EU ETS won't work for shipping

11th August 2011

Related Topics

Related tags

  • Transport ,
  • Carbon Trading ,
  • Mitigation ,
  • Management/saving



The head of the UK's shipping trade body has rejected the EU emissions trading scheme (ETS) as an effective way to lower greenhouse-gas (GHG) emissions from the sector.

Ahead of publishing documents to encourage debate on how best to cut future emissions from shipping firms, Mark Brownrigg, the director general of the UK Chamber of Shipping, came out against the EU ETS saying it wasn’t suitable for the sector.

“This is a complex international debate for which we need active participation from the shipping industry and governments to find a genuine solution,” he said. “This must be global rather than regional.”

On Tuesday (9 August) the chamber launched two “manuals”, each describing a potential economic mechanism to encourage companies to lowering CO2 emissions, saying it was time to build on the technical improvements that are being made to the energy efficiency of ships, with a financial incentive to cut emissions.

One of the documents outlines how a global sector-specific cap-and-trade scheme might work, while the other discusses the possibility of a GHG contribution fund, in which shipping companies would contribute from purchases of fuel.
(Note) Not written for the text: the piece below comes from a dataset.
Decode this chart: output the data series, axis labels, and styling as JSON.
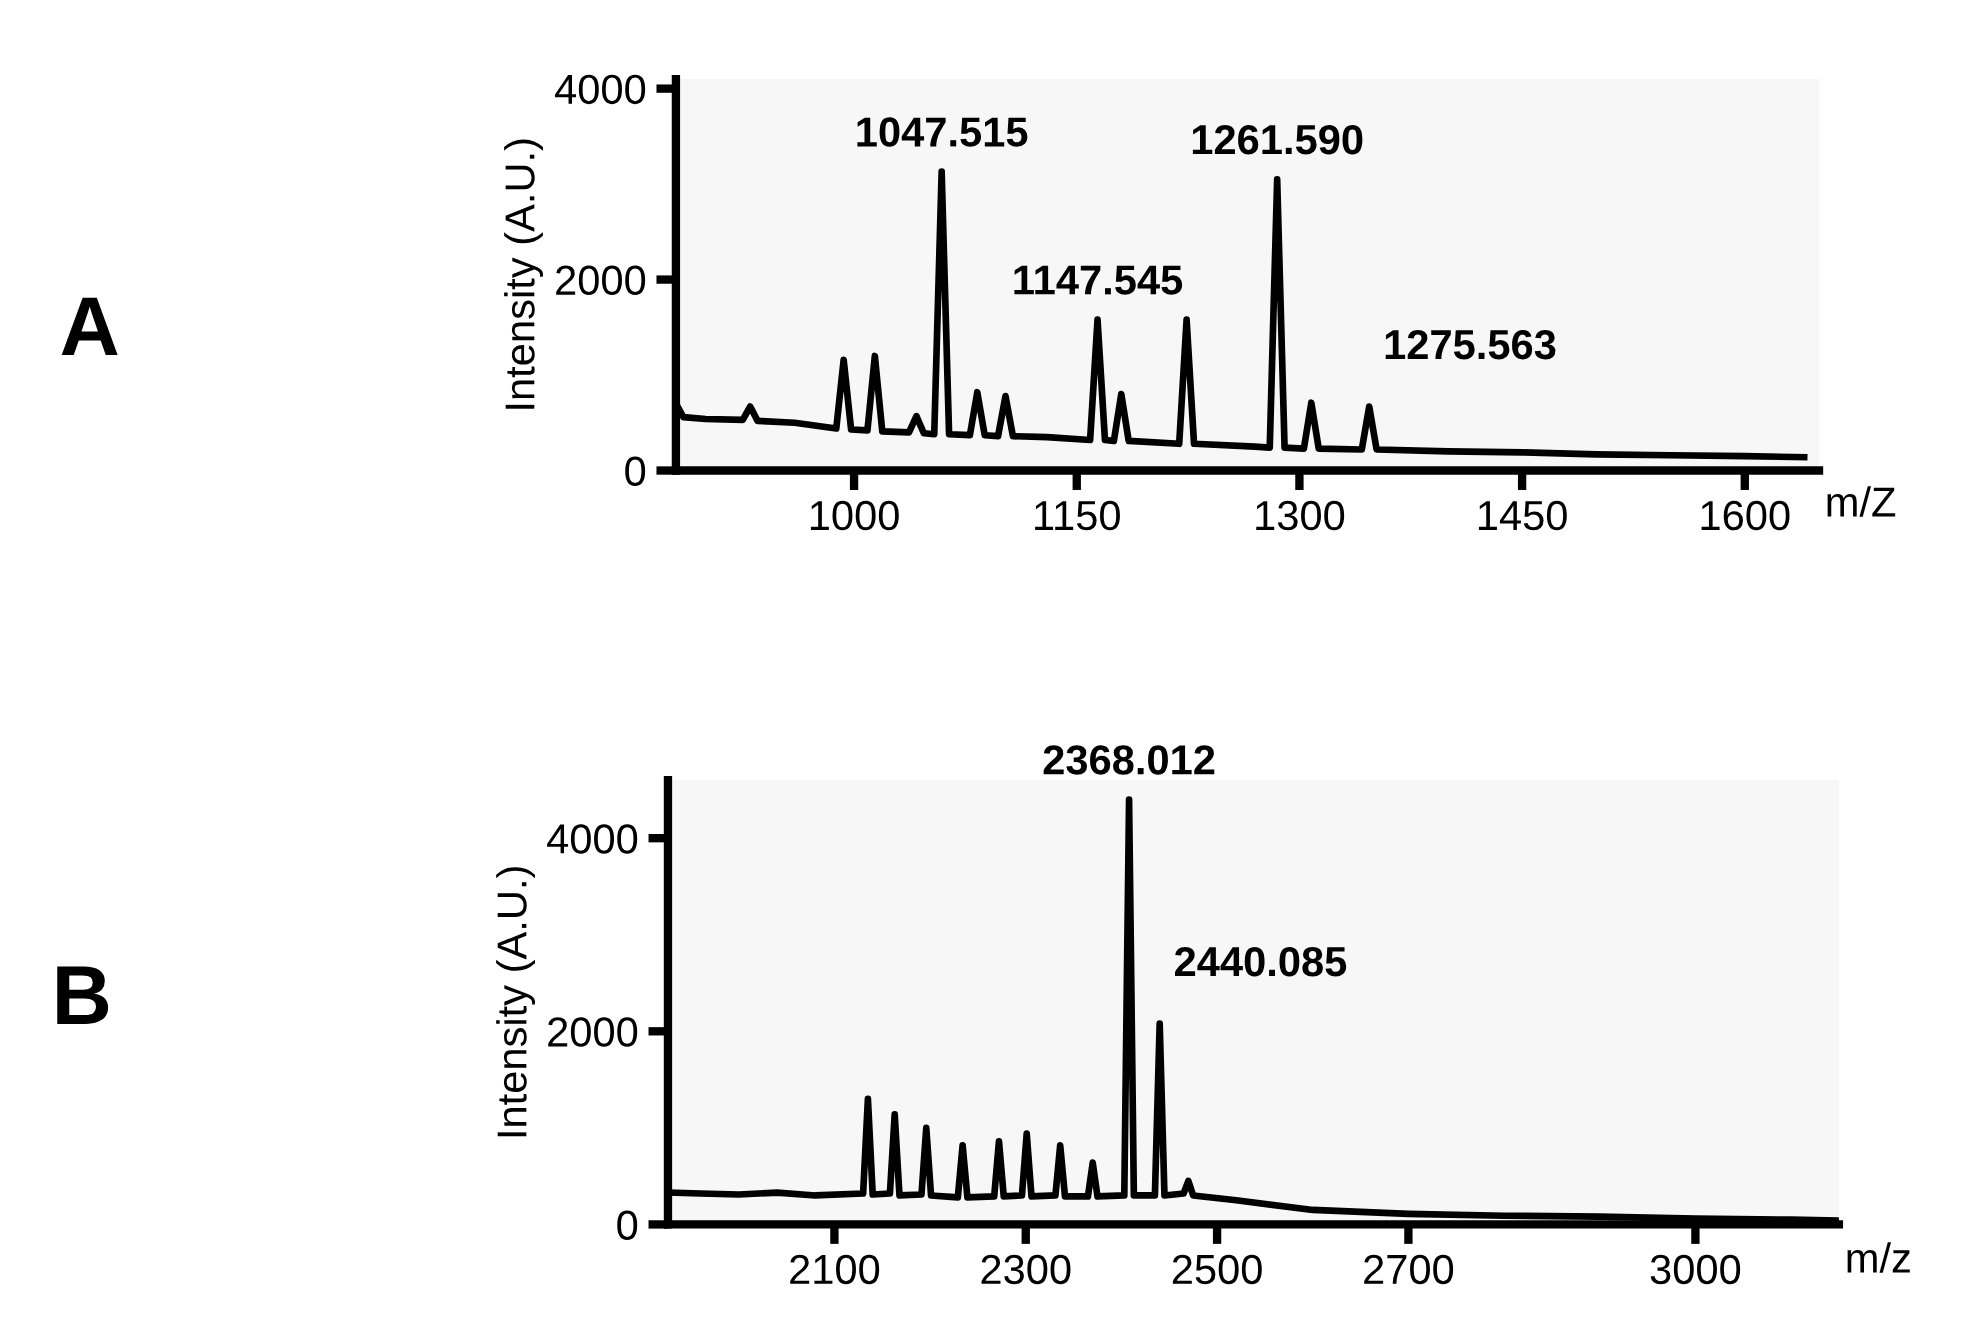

Brownrigg warned that it was crucial not to discount either of the possible mechanisms at the this time.

“The debate lies ahead on which option will provide greater certainty of outcome, ease of application, and without damaging the growth of the industry and world trade. That debate must be based on practical considerations rather than conjecture,” he said.

The chamber’s announcement follows the International Maritime Organisation’s recent adoption of the Energy Efficiency Design Index. The index is the first globally binding measure to improve energy efficiency of new ships and sets technical standards for certain categories of new ships.

The aim of the index, which will become mandatory from 2015, is to cut CO2 emissions from international maritime transport by 25-30% by 2030.